In einer Gebäudestudie haben sie und ihre Kollegin errechnet, dass ein 400 Quadratmeter großes Gewächshaus ausreichen würde, damit 70 Bewohner eines fünfgeschossigen Wohnblocks 80 Prozent ihres Bedarfs an Obst, Gemüse und Fisch decken könnten. „Mit unserem Projekt wollen wir der Kreislaufstadt näher kommen, der Stadt, die sich aus sich selbst heraus erneuert“, sagt die Wissenschaftlerin.
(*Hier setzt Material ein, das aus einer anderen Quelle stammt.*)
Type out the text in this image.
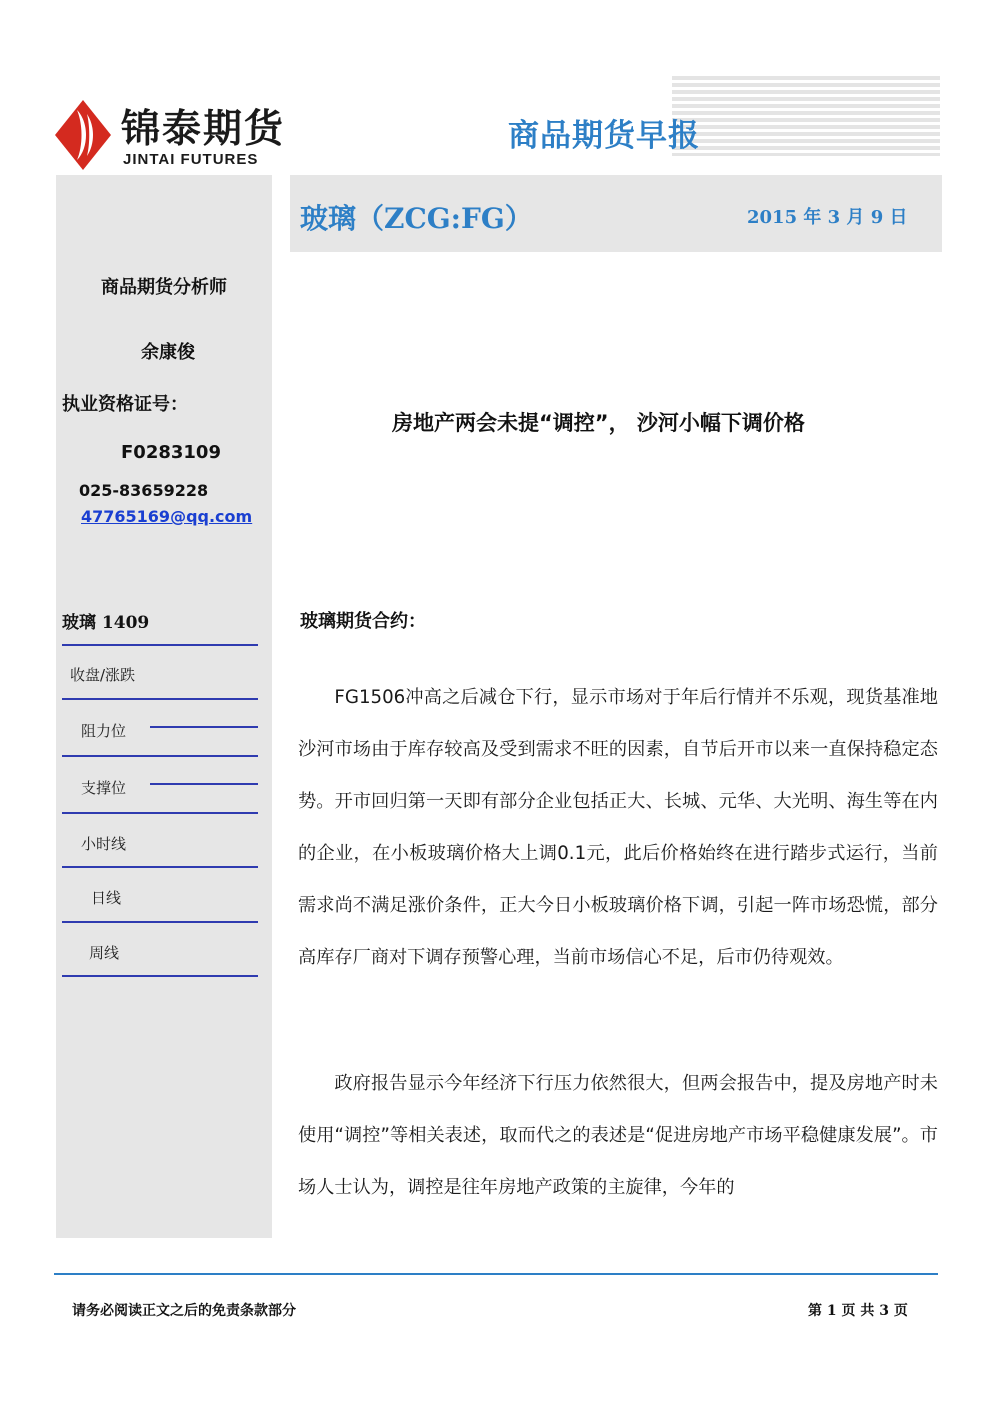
锦泰期货
JINTAI FUTURES
商品期货早报
商品期货分析师
余康俊
执业资格证号：
F0283109
025-83659228
47765169@qq.com
玻璃 1409
收盘/涨跌
阻力位
支撑位
小时线
日线
周线
玻璃（ZCG:FG）	2015 年 3 月 9 日
房地产两会未提“调控”， 沙河小幅下调价格
玻璃期货合约：
FG1506冲高之后减仓下行，显示市场对于年后行情并不乐观，现货基准地 沙河市场由于库存较高及受到需求不旺的因素，自节后开市以来一直保持稳定态势。开市回归第一天即有部分企业包括正大、长城、元华、大光明、海生等在内的企业，在小板玻璃价格大上调0.1元，此后价格始终在进行踏步式运行，当前需求尚不满足涨价条件，正大今日小板玻璃价格下调，引起一阵市场恐慌，部分高库存厂商对下调存预警心理，当前市场信心不足，后市仍待观效。
政府报告显示今年经济下行压力依然很大，但两会报告中，提及房地产时未使用“调控”等相关表述，取而代之的表述是“促进房地产市场平稳健康发展”。市场人士认为，调控是往年房地产政策的主旋律，今年的
请务必阅读正文之后的免责条款部分	第 1 页 共 3 页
Herausforderung: Die Umsetzung in der PraxisIhre Aufgabe ist es nun, im Rahmen ihrer Forschung die Schlüsselakteure zu identifizieren, die die Umsetzung der Roof Water-Idee im größeren Maßstab vorantreiben. Das jedoch ist nicht so einfach. Ein Problem: Nur sehr wenige Gebäude verfügen über die notwendigen getrennten Abwasserleitungen. Auch bei Neubauten ist ein doppeltes Leitungsnetz nur selten vorgesehen, obwohl sich die Investitionskosten laut Umweltingenieur Erwin Nolde dank des geringeren Verbrauchs rasch amortisieren. Nolde ärgert das. „Wie die Mülltrennung müsste auch ein doppeltes Abwassernetz für Neubauten gesetzlich vorgeschrieben sein“, findet er. Alles andere ist in seinen Augen Ressourcenverschwendung. Auch die zentralen Wasserver- und -entsorgungsbetriebe reagieren laut den Projektpartnern eher zurückhaltend auf das Konzept. Nolde möchte sie gern als zukünftige Anlagenbetreiber gewinnen – bisher befürchten sie ihm zufolge allerdings eher, dass ihnen durch den geringeren Wasserverbrauch Einnahmen entgehen.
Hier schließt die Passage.